Hong Kong retail rent slump will last until 2017

The current Hong Kong retail rent slump will continue “until at least 2017,” real estate services company CBRE says in a new report.
The CBRE Hong Kong Retail MarketView Q1 2016 report reiterates earlier predictions that high street shop rents will continue to decline by 10 per cent to 15 per cent in 2016.
But it is not all bad news: shopping centres appear relatively immune to rent declines, according to CBRE.
“Shopping centers will be less vulnerable to the downturn as retailer demand remained strong [in Q1] for malls with higher footfall,” the report concluded. “Retailers were also attracted by themed events/promotions offered by landlords.”
As previously reported, retail rents in Tsim Sha Tsui will fall more than usual with more leases to expire this year.
“The wealth effect supporting local consumption growth in recent years is fading as stock and residential prices are falling,” said Joe Lin, executive director, retail services, with CBRE Hong Kong.
“More prudent local spending coupled with the ongoing decline in tourist arrivals have further hit retailers’ demand for space in the last quarter. We expect the trend to continue in Q2, which may further weaken retailers’ confidence, especially for prime street shop occupiers.”

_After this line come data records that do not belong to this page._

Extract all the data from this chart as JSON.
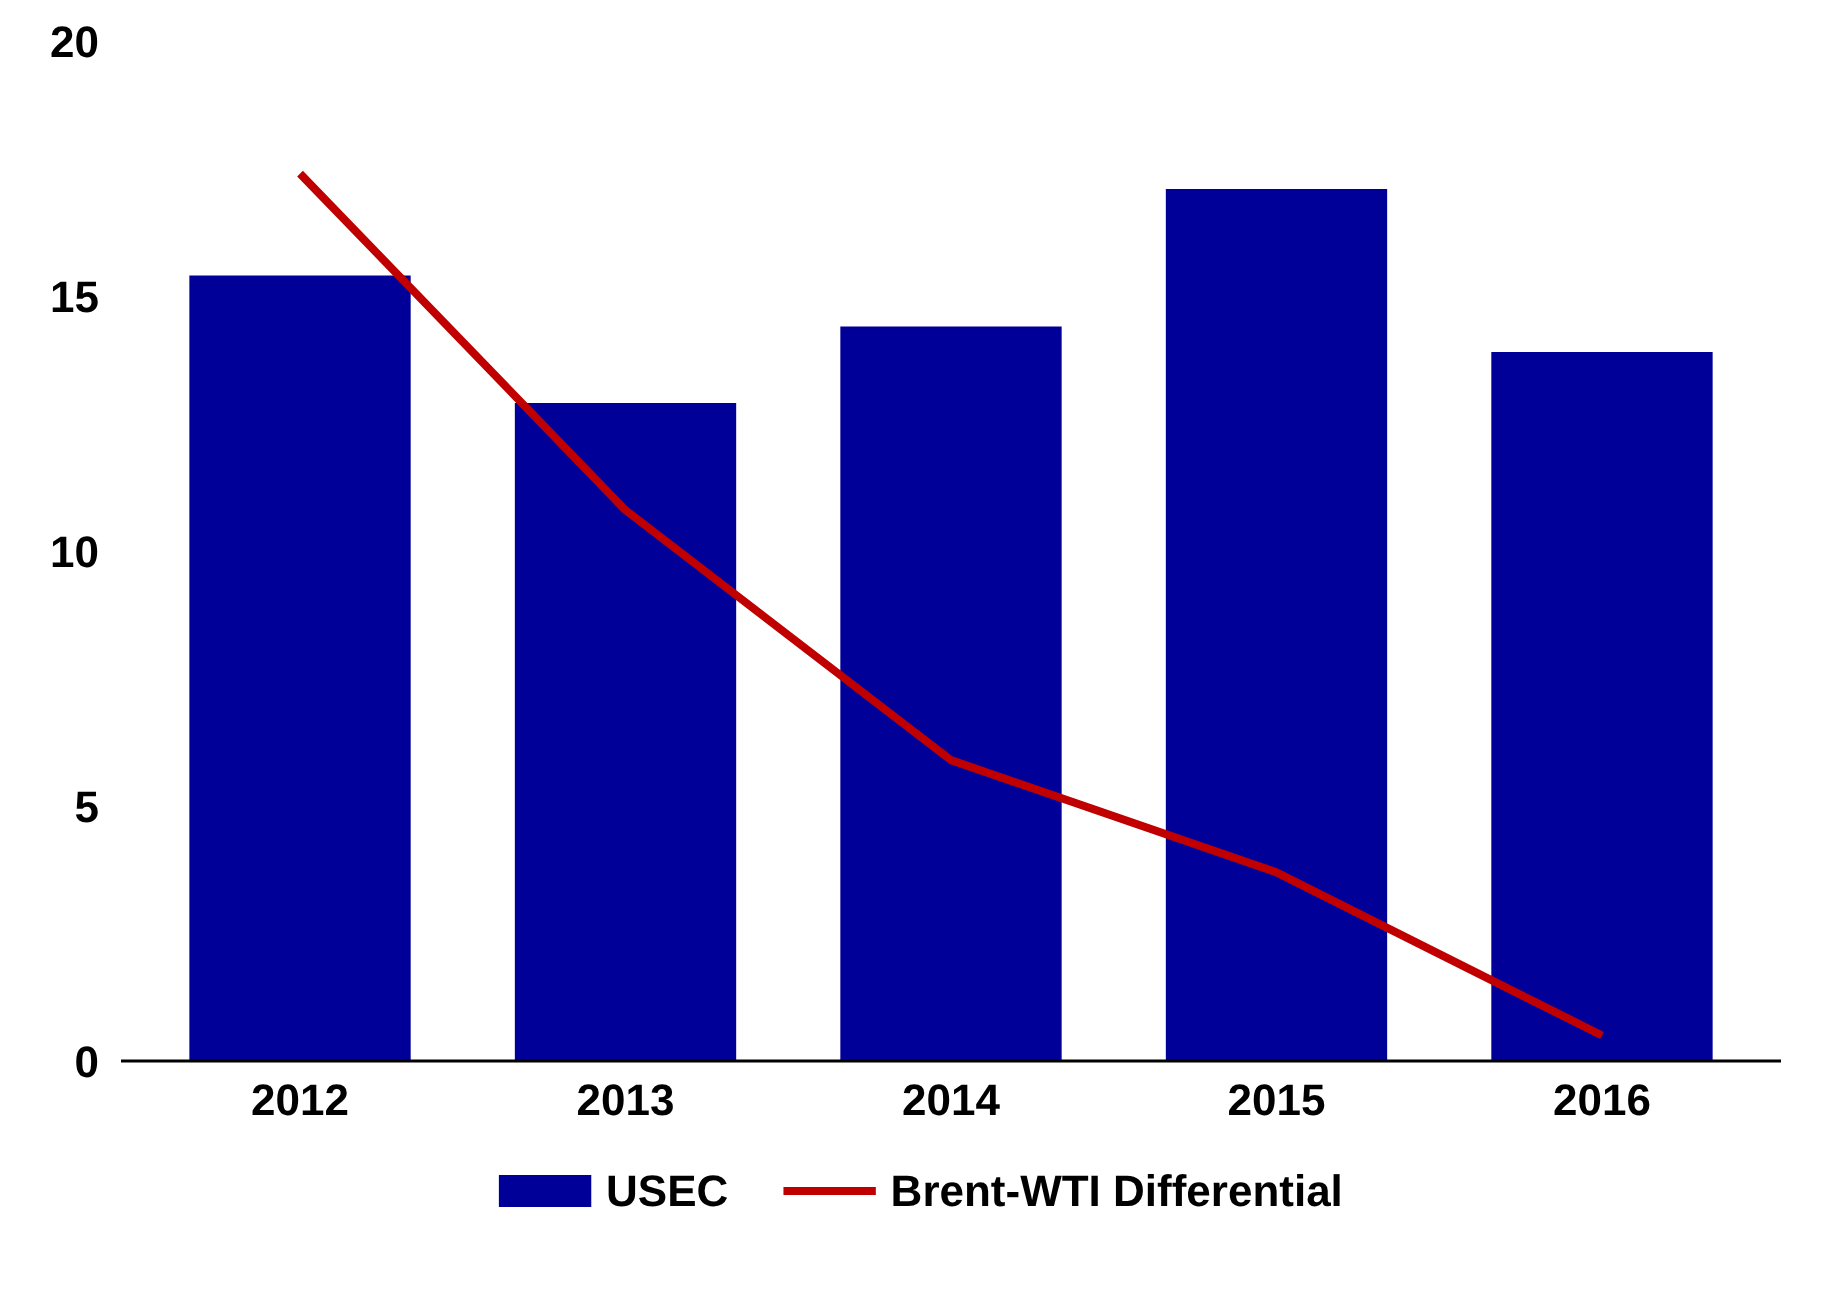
{
  "chart_data": {
    "type": "bar",
    "categories": [
      "2012",
      "2013",
      "2014",
      "2015",
      "2016"
    ],
    "series": [
      {
        "name": "USEC",
        "color": "#000099",
        "values": [
          15.4,
          12.9,
          14.4,
          17.1,
          13.9
        ]
      },
      {
        "name": "Brent-WTI Differential",
        "type": "line",
        "color": "#c00000",
        "values": [
          17.4,
          10.8,
          5.9,
          3.7,
          0.5
        ]
      }
    ],
    "ylim": [
      0,
      20
    ],
    "yticks": [
      0,
      5,
      10,
      15,
      20
    ],
    "grid": false,
    "legend": "bottom",
    "marker": "none",
    "line_style": "solid"
  }
}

Against a background of a 13.6 per cent year-on-year decline in retail sales in Hong Kong for the first two months of this year – the biggest drop since 1999 – retail rents in core locations declined by 5.4 per cent quarter-on-quarter and by 7.5 per cent in Tsim Sha Tsui. Rents in Central fell by 4.6 per cent, in Causeway Bay by 4.9 per cent and in Mong Kok by 3.3 per cent, according to CBRE’s data.
The company said the despite weak luxury retail sector performance, a few top-end jewellery brands took advantage of lower rents to sign new leases for prime street shops.
“Ultra-luxury brands are under comparatively less pressure as high-net-worth customers can still afford their products,” the report said.
“Some of these niche retailers are looking to take advantage of falling rents to expand on prime streets.”
During the quarter, Nirav Modi and Mikimoto leased space in 1881 Heritage in Tsim Sha Tsui, space previously occupied by Emperor Watch & Jewellery.


F&B operators have been less affected by the downturn, and leasing demand from mid-range retailers also remained firm in the first quarter.
“Folli Follie leased a 2700 sqft (251 sqm) shop on East Point Rd in Causeway Bay, its third new lease in the past 12 months. Elsewhere, mass market fashion brands including Forever 21 and 6ixty 8ight each leased space for their flagship stores in Mong Kok. However, retailers in general remained very cautious towards taking on new spaces,” the report said.
One reason for that may be that high street landlords have further softened their stance towards negotiations over rent during the first quarter.
“Many are now willing to accept reduced rents, even for renewals,” said the report.